Help! Moderators! I fell into the trap, and fed the troll with the above comment, and now I've been modded "Flamebait".
Making available a list of file names isn't the same as offering copyrighted material. Emule for example will often respond with 1000's of file sharers having files named exactly what your looking for but usually the reported file size makes it obvious that the file is something else.
And that's the kind of thing that will make this trial "interesting". This time around there's an expert witness for the defendant, and there are seemingly very tech-savvy lawyers representing, who know and understand these things. The RIAA had a cakewalk last time; I don't think it's going to be quite so easy for them to bury the jurors and the judge in technobabble masquerading as evidence.
I'm not the only one who has ever said they'd like Slashdot better if it had a bit more integrity
Yes, you show a lot of integrity by hiding behind your "Anonymous Coward" status. Most Slashdotters have more integrity in their pinky fingers than you have in your whole body.
I'm glad the evidence is being given a hard look. And I'm fine with the case being tossed because the evidence is garbage. Jacobson deserves that. But I think the main issue should boil down to this: "Ok, maybe she shared a few songs on the Internet. So what? Anyone can do that. Millions do."
Well there are probably many issues in this particular case. There is no single "main" issue. A legal case is like a chain; it is as strong as its weakest link. From what I have seen these past 4 years, there are a number of weak links in the RIAA's chain.
I don't care about your "bias." What I'm more worried about is this "perceived" overuse of your so called "quotes." What "evidence" do you have that people like having quotes to spruce up your "reporting?" By the way, punctuation goes inside the quote.
"Thanks" for your "constructive" criticism. But if you'd sat through a deposition of the RIAA's "expert", as I've had to do, you'd be using quotation marks too when referring to their "evidence".
I agree that you should wash your mouth.
Is that you, Matthew?
drinkypoo, what do you think was the giveaway about my "phony" hidden "bias"? Do you think it could have been the part of my Slashdot profile where I refer to my "doing battle with the RIAA & MPAA"? Or do you think it could have been that he saw the part on my blog where I describe the RIAA litigations as an "attempt to monopolize digital music and redefine copyright law", or my characterization of them as "sham"? Or do you think I tipped my hand by using the title "Recording Industry vs. The People" for the past 4 years?
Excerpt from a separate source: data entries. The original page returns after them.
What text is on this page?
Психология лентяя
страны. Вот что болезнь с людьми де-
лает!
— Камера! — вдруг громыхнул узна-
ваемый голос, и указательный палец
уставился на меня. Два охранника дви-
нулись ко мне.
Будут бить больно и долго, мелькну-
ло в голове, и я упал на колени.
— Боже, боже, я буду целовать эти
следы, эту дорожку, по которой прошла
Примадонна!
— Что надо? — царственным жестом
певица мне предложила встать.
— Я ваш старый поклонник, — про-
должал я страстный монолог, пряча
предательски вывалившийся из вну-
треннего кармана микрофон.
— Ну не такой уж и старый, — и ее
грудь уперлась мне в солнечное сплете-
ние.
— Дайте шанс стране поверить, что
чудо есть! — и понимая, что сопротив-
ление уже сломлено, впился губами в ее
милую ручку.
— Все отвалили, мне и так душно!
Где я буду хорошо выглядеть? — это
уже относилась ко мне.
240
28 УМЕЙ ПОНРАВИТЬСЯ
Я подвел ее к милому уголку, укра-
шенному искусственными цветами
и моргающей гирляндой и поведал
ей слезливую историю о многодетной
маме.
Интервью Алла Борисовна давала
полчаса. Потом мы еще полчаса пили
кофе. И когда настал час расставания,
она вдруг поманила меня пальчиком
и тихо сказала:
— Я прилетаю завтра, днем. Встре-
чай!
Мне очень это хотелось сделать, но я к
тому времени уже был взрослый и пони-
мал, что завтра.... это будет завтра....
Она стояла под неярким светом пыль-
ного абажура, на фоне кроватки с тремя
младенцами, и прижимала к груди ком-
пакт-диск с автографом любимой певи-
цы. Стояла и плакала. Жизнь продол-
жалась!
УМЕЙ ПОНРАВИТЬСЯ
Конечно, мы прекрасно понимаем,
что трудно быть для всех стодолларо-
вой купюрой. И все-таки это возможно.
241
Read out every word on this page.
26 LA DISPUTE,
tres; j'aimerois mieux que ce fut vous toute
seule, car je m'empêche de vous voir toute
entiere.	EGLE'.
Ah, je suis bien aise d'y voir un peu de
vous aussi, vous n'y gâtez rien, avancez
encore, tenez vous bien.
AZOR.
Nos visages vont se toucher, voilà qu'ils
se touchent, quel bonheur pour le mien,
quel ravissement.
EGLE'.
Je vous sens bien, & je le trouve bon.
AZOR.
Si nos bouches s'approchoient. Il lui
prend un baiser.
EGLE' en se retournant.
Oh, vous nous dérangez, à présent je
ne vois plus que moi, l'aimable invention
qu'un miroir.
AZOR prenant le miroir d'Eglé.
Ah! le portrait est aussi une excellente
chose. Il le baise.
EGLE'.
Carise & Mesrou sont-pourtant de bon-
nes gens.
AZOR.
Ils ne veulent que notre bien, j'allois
Damn. And here I was trying so hard to keep my "bias" a secret.
Conceivably, the RIAA could move to dismiss, this is true. But it's just a motion and the court may decide that a motion to dismiss should be denied, requiring the RIAA to go through with. Sort of like saying "finish what you started."
The Court would deny a motion to dismiss "without prejudice" but would grant a motion to dismiss "with prejudice". So yes the RIAA could drop this. That would perhaps be the smart play for them, but smart doesn't seem to be their game.